When 2005's The Lion, The Witch, and The Wardrobe—the first film in the Chronicles of Narnis series—was being filmed in Prague, the American ambassador to the Czech Republic visited the set. Producer Mark Johnson introduced the man to co-producer Douglas Gresham, the stepson of C. S. Lewis who had the task of ensuring filmmakers got everything right. He was essentially his stepfather's eyes and ears on the project.
When the diplomat asked Johnson about Gresham's role, Johnson quipped, "Oh, he's to blame." They all had a good laugh, but Gresham knew it was absolutely true: "That just about sums it up," he says today. When Narnia fans complain about how the films—Prince Caspian released in 2008, and The Voyage of the Dawn Treader hits theaters on at midnight on December 9—have strayed from the books, Gresham is their first target.
We spoke with him recently about playing that role.
Some fans think you've allowed the filmmakers to stray too far from the books.
Well, I do my very best. I don't always win my battles, and I fight a lot of them. Some I win, some I lose, some I compromise. It's not an easy job. I'm not always diplomatic; sometimes I'm pretty blunt. Sometimes I get up people's noses and make a real nuisance of myself. But there are things I will insist on.
It's often to do with the theological or moral messages. I'm not saying that Hollywood people want to take them out, but often they just don't see it or understand the significance. Jack [Lewis] was very conscious of the fact that in the twentieth century, Western societies had decided in their infinite stupidity to dispense with the great nineteenth century values that were so important—personal responsibility, commitment, courage, chivalry, courtesy. The Narnian Chronicles teach such things, so I fight for those fairly hard.
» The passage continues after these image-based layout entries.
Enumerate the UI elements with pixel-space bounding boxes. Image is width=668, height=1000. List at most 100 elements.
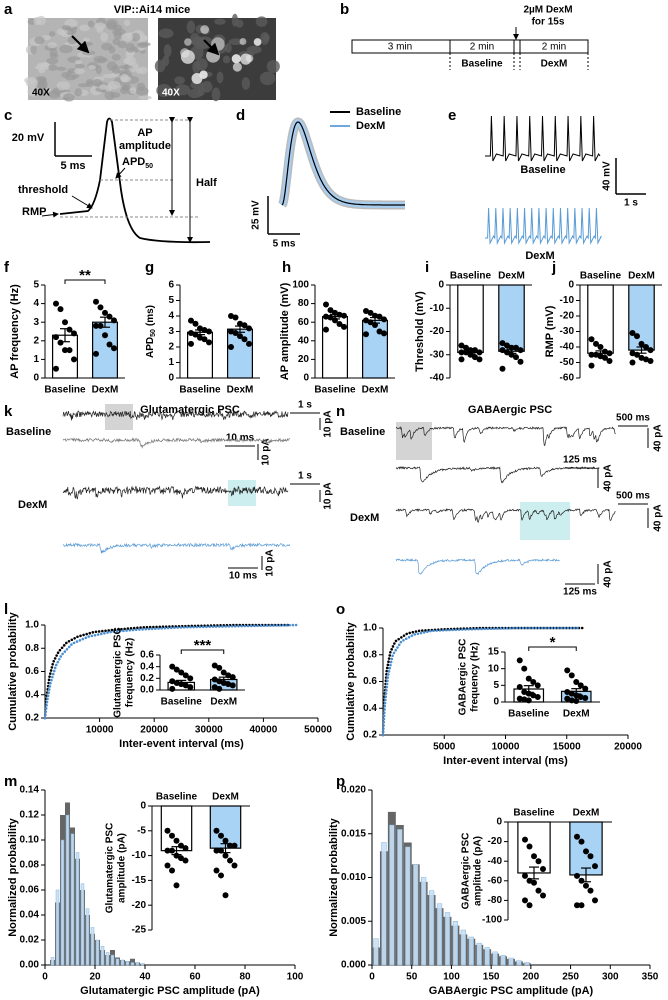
x-tick-label: 40000 bbox=[249, 725, 277, 736]
y-tick-label: 100 bbox=[292, 280, 309, 291]
data-point bbox=[602, 354, 608, 361]
x-axis-label: GABAergic PSC amplitude (pA) bbox=[429, 985, 594, 997]
data-point bbox=[227, 842, 233, 849]
histogram-bar bbox=[413, 864, 419, 966]
texture-dot bbox=[107, 80, 121, 90]
magnification: 40X bbox=[32, 88, 50, 99]
panel-letter: l bbox=[4, 601, 8, 618]
histogram-bar bbox=[75, 852, 80, 966]
data-point bbox=[521, 689, 528, 695]
data-point bbox=[499, 347, 506, 354]
data-point bbox=[178, 842, 184, 849]
data-point bbox=[229, 682, 236, 689]
x-tick-label: 50000 bbox=[304, 725, 332, 736]
data-point bbox=[367, 309, 374, 316]
y-axis-label: Normalized probability bbox=[328, 817, 340, 936]
y-tick-label: 0.2 bbox=[25, 713, 39, 724]
data-point bbox=[169, 663, 176, 670]
trace-label: DexM bbox=[525, 250, 554, 262]
texture-dot bbox=[158, 28, 174, 39]
scale-label: 10 pA bbox=[323, 410, 334, 437]
data-point bbox=[540, 892, 546, 899]
data-point bbox=[476, 349, 483, 356]
trace bbox=[395, 558, 560, 576]
data-point bbox=[588, 351, 595, 358]
data-point bbox=[228, 344, 234, 350]
data-point bbox=[222, 892, 229, 899]
category-label: DexM bbox=[573, 808, 600, 819]
category-label: Baseline bbox=[450, 271, 492, 282]
texture-dot bbox=[37, 80, 48, 89]
texture-dot bbox=[29, 89, 37, 95]
data-point bbox=[588, 362, 595, 369]
data-point bbox=[634, 351, 640, 358]
panel-letter: h bbox=[282, 259, 291, 276]
row-label: DexM bbox=[350, 512, 379, 524]
x-tick-label: 20000 bbox=[614, 742, 642, 753]
y-tick-label: 1.0 bbox=[363, 623, 377, 634]
histogram-bar bbox=[397, 829, 403, 966]
bar bbox=[362, 319, 389, 379]
label: amplitude bbox=[119, 140, 171, 152]
data-point bbox=[222, 837, 229, 844]
data-point bbox=[517, 347, 524, 354]
data-point bbox=[634, 333, 640, 340]
texture-dot bbox=[113, 24, 123, 31]
data-point bbox=[53, 334, 59, 341]
texture-dot bbox=[241, 77, 251, 90]
data-point bbox=[578, 902, 585, 909]
texture-dot bbox=[59, 44, 73, 54]
segment: 3 min bbox=[388, 42, 412, 53]
x-tick-label: 60 bbox=[189, 972, 201, 983]
data-point bbox=[206, 339, 212, 346]
category-label: DexM bbox=[210, 697, 237, 708]
arrow bbox=[115, 167, 126, 179]
y-tick-label: -80 bbox=[488, 895, 503, 906]
y-tick-label: 0 bbox=[303, 373, 309, 384]
y-tick-label: 4 bbox=[33, 298, 39, 309]
data-point bbox=[573, 679, 580, 685]
texture-dot bbox=[92, 78, 103, 87]
panel-letter: k bbox=[4, 403, 13, 420]
category-label: Baseline bbox=[179, 385, 221, 396]
x-tick-label: 250 bbox=[562, 972, 579, 983]
histogram-bar bbox=[460, 929, 466, 966]
segment: 2 min bbox=[542, 42, 566, 53]
data-point bbox=[578, 877, 585, 884]
y-tick-label: -20 bbox=[560, 311, 575, 322]
data-point bbox=[178, 855, 184, 862]
cumulative-line bbox=[43, 623, 298, 720]
texture-dot bbox=[48, 90, 61, 99]
texture-dot bbox=[94, 22, 106, 31]
y-tick-label: -50 bbox=[560, 357, 575, 368]
data-point bbox=[643, 344, 649, 350]
histogram-bar bbox=[500, 955, 506, 966]
y-tick-label: 0.2 bbox=[363, 730, 377, 741]
data-point bbox=[246, 340, 252, 347]
data-point bbox=[458, 342, 465, 349]
data-point bbox=[164, 862, 171, 869]
histogram-bar bbox=[140, 963, 145, 966]
significance: *** bbox=[194, 637, 212, 654]
data-point bbox=[531, 879, 537, 886]
texture-dot bbox=[74, 63, 85, 69]
texture-dot bbox=[88, 65, 96, 70]
histogram-bar bbox=[428, 890, 435, 966]
significance-bracket bbox=[64, 279, 106, 284]
data-point bbox=[530, 679, 537, 685]
y-tick-label: 0.4 bbox=[140, 661, 154, 672]
data-point bbox=[508, 351, 515, 358]
histogram-bar bbox=[524, 962, 530, 966]
data-point bbox=[232, 330, 239, 337]
texture-dot bbox=[195, 58, 208, 71]
label: APD50 bbox=[122, 156, 153, 170]
data-point bbox=[472, 347, 478, 354]
y-axis-label-unit: (ms) bbox=[145, 305, 156, 326]
trace bbox=[62, 542, 291, 554]
y-tick-label: -30 bbox=[430, 349, 445, 360]
y-axis-label: Threshold (mV) bbox=[414, 291, 426, 372]
data-point bbox=[216, 678, 223, 685]
data-point bbox=[606, 357, 613, 364]
data-point bbox=[327, 314, 334, 321]
data-point bbox=[499, 340, 506, 347]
What have you fought for on Dawn Treader?
I'm not going to tell you, because that wouldn't be fair to the people who fought with me! But I will say this: Dawn Treader is all about what happens when you commit your life to Christ and how the Devil gets at you. It's about temptation and what you do about it.
There were early rumors that Eustace, after he becomes a dragon, would fight with the sea serpent. That's not in the book.
Some folks were attracted by the idea that the dragon—Eustace—would earn his redemption by having a huge fight with the sea serpent. But I don't think that earning one's redemption is possible. It's a free gift from Jesus. So that scene is not in the movie. That was a nonnegotiable point for me. [Since this interview, CT has seen the film, and would contest Gresham's assertion that the dragon Eustace doesn't have a "huge fight with the sea serpent." Looked pretty huge from our seat.]
Filmmakers look at making a movie entirely from a filmmaker's viewpoint. I have to be both filmmaker and Narnia watchdog, and balance the two. It's not easy; it's a lot of pressure. People rely on me to do everything I can as a Narnian purist to keep these movies accurate—and to keep them Narnian. And when I make mistakes, they let me know about it. It's me who copes with the flack, but that's what I'm here for.
What's been the biggest complaint about the films?
There are people who don't believe anything should be in the movie that's not actually in the book—including set design, scripting, anything you can think of. This is on the same level, to a certain extent, as people who say you shouldn't go to McDonald's because there are no hamburgers in the Bible. People take it to extremes.